The aim of shrimp farming in these countries is not for a protein source but for foreign exchange with the US and Europe. In places where technology is limited and environmental laws are lax, shrimp farming is a lucrative business. The United States imports more than $3 billion of shrimp annually. No other marine aquaculture product comes close. The second most economically important product is salmon, which has a trade deficit of around $500 million.
The externalities caused by salmon and other marine finfish aquaculture are less pervasive, when compared to those of shrimp aquaculture. This is due to several factors: First, marine finfish aquaculture requires less coastal land, thereby reducing user-conflict and habitat alteration.
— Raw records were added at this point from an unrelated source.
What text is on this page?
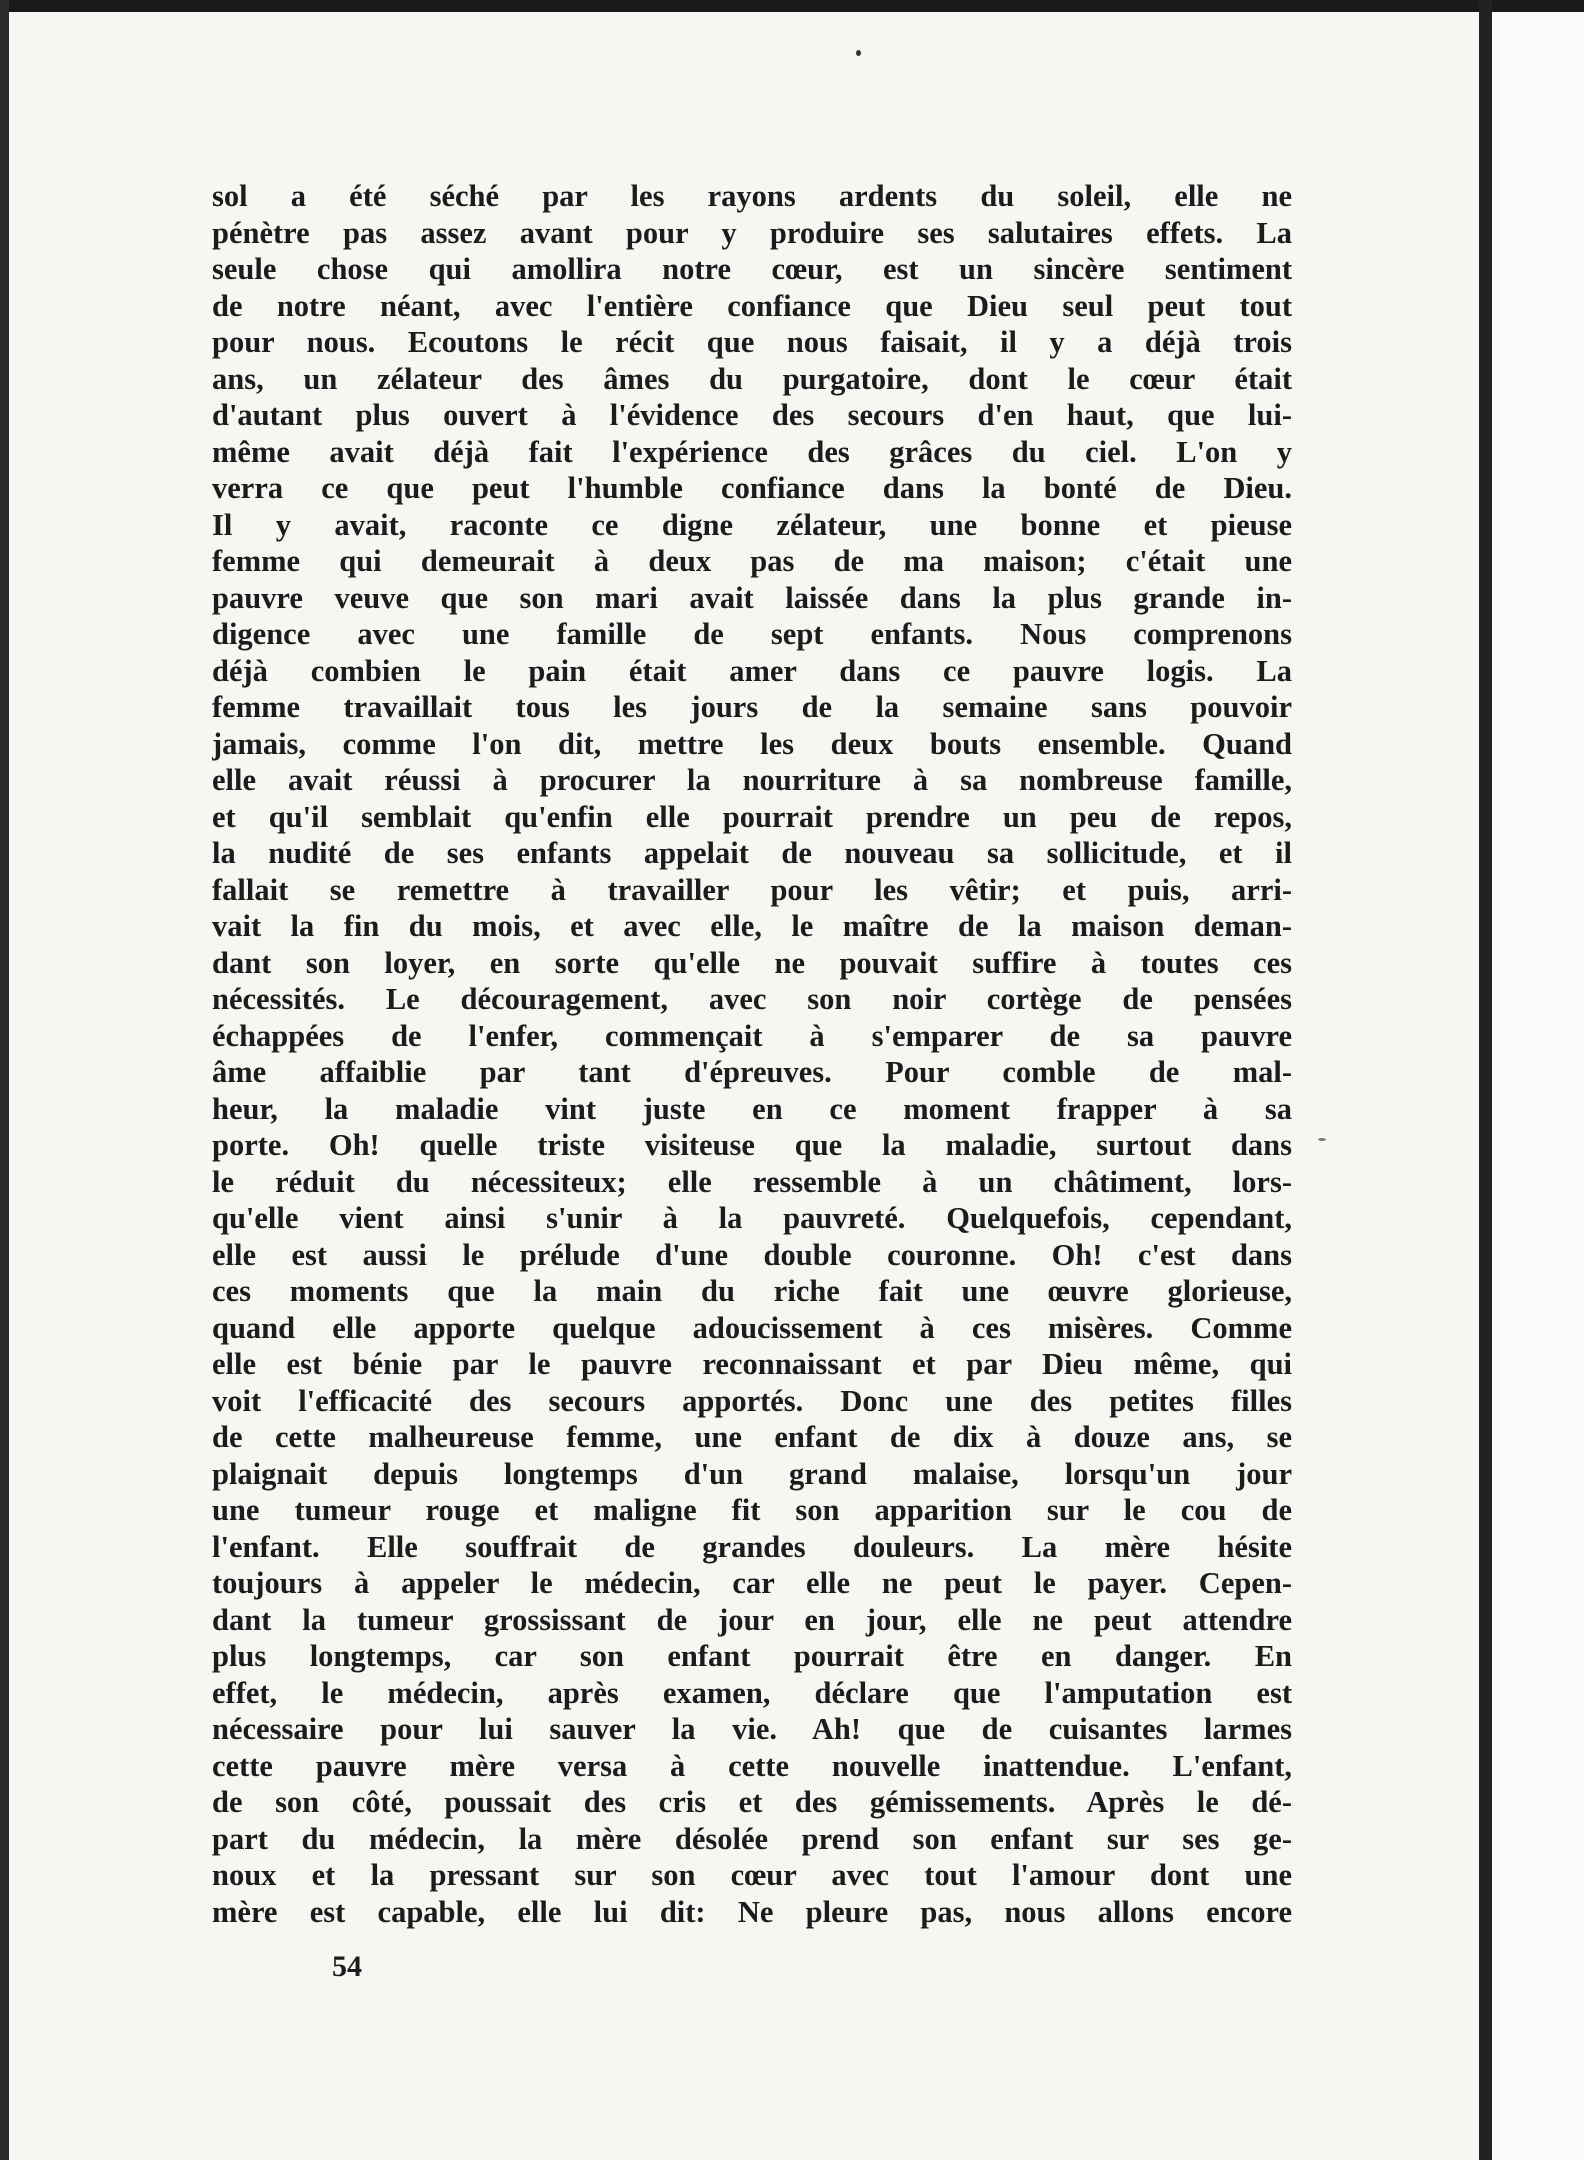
sol a été séché par les rayons ardents du soleil, elle ne
pénètre pas assez avant pour y produire ses salutaires effets. La
seule chose qui amollira notre cœur, est un sincère sentiment
de notre néant, avec l'entière confiance que Dieu seul peut tout
pour nous. Ecoutons le récit que nous faisait, il y a déjà trois
ans, un zélateur des âmes du purgatoire, dont le cœur était
d'autant plus ouvert à l'évidence des secours d'en haut, que lui-
même avait déjà fait l'expérience des grâces du ciel. L'on y
verra ce que peut l'humble confiance dans la bonté de Dieu.
Il y avait, raconte ce digne zélateur, une bonne et pieuse
femme qui demeurait à deux pas de ma maison; c'était une
pauvre veuve que son mari avait laissée dans la plus grande in-
digence avec une famille de sept enfants. Nous comprenons
déjà combien le pain était amer dans ce pauvre logis. La
femme travaillait tous les jours de la semaine sans pouvoir
jamais, comme l'on dit, mettre les deux bouts ensemble. Quand
elle avait réussi à procurer la nourriture à sa nombreuse famille,
et qu'il semblait qu'enfin elle pourrait prendre un peu de repos,
la nudité de ses enfants appelait de nouveau sa sollicitude, et il
fallait se remettre à travailler pour les vêtir; et puis, arri-
vait la fin du mois, et avec elle, le maître de la maison deman-
dant son loyer, en sorte qu'elle ne pouvait suffire à toutes ces
nécessités. Le découragement, avec son noir cortège de pensées
échappées de l'enfer, commençait à s'emparer de sa pauvre
âme affaiblie par tant d'épreuves. Pour comble de mal-
heur, la maladie vint juste en ce moment frapper à sa
porte. Oh! quelle triste visiteuse que la maladie, surtout dans
le réduit du nécessiteux; elle ressemble à un châtiment, lors-
qu'elle vient ainsi s'unir à la pauvreté. Quelquefois, cependant,
elle est aussi le prélude d'une double couronne. Oh! c'est dans
ces moments que la main du riche fait une œuvre glorieuse,
quand elle apporte quelque adoucissement à ces misères. Comme
elle est bénie par le pauvre reconnaissant et par Dieu même, qui
voit l'efficacité des secours apportés. Donc une des petites filles
de cette malheureuse femme, une enfant de dix à douze ans, se
plaignait depuis longtemps d'un grand malaise, lorsqu'un jour
une tumeur rouge et maligne fit son apparition sur le cou de
l'enfant. Elle souffrait de grandes douleurs. La mère hésite
toujours à appeler le médecin, car elle ne peut le payer. Cepen-
dant la tumeur grossissant de jour en jour, elle ne peut attendre
plus longtemps, car son enfant pourrait être en danger. En
effet, le médecin, après examen, déclare que l'amputation est
nécessaire pour lui sauver la vie. Ah! que de cuisantes larmes
cette pauvre mère versa à cette nouvelle inattendue. L'enfant,
de son côté, poussait des cris et des gémissements. Après le dé-
part du médecin, la mère désolée prend son enfant sur ses ge-
noux et la pressant sur son cœur avec tout l'amour dont une
mère est capable, elle lui dit: Ne pleure pas, nous allons encore
54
Second, it does not use endless amounts of freshwater, which further reduces competition for resources. Next, it is of lower consumer demand. And last, it requires a greater technological infrastructure, which limits participation in the industry to a selective population.
However, biological pollution, fish for fish feed, eutrophication and chemical pollution are still appreciable environmental externalities of finfish aquaculture. Escaped cultured animals can alter the local biological populations and community, as in the 2000 case in Maine where 100,000 salmon escaped. Using fish protein to cultivate fish can lead to bioaccumulation of PCB, dioxins and other toxins in the fish that we eat. In many cases, the concentration of these chemicals is four or more times greater in farmed salmon than in wild salmon.
In addition, in concentrated animal production operations, antibiotics and other treatment chemicals are administered to keep the animals growing quickly without dying from the pathogen that spreads in the crowded farm. These chemicals find their way not only into the environment but also into the human consumer. Finally, the release of excessive organic materials into a water body can drastically alter the ecology.
So, what seafood is safe to eat and environmentally “friendly” at the same time? Wild-caught fish (or shrimp) from well-managed fisheries, of course.
The problem here is that well-managed fisheries are hard to find. Traditional fishery management in the United States has led to the collapse of many fisheries, such as the infamous New England cod. Fisheries have been managed based on the maximum sustainable yield (MSY), which recommends harvest levels based on historical and non-existent conditions and assumes that the current population size has no effect replacement rate of the stock.
The MSY also fails to account for spatial variability, differential responses in multispecies fisheries and other important and complex ecological interactions. Moreover, extensive monitoring of fishing activities is needed to manage a fishery well, unless you have very honest and regulation-abiding fishermen. Monitoring is expensive, and the quality of data collected is often dubious, as the majority of fishery observers do not fully appreciate the impact of their work.
To manage a fishery sustainably, different maximum sustainable yield charts must take into account the realities of wild fish populations. Academics have been talking of ecosystem-based fishery management (EBFM), where the total biomass removed by all fisheries in a given ecosystem does not exceed the total amount of system productivity. How to delineate an ecosystem and measure system productivity are two issues yet to be answered.
The good news is that the current political climate favors an ecosystem-based fishery management. In fact, Obama’s Ocean Task Force is using ecosystem-based management as the guiding principle in a new era of coastal and ocean management. But fisheries are highly complex, and only time will tell whether EBFM works.
Until then, eat seafood at your own risk.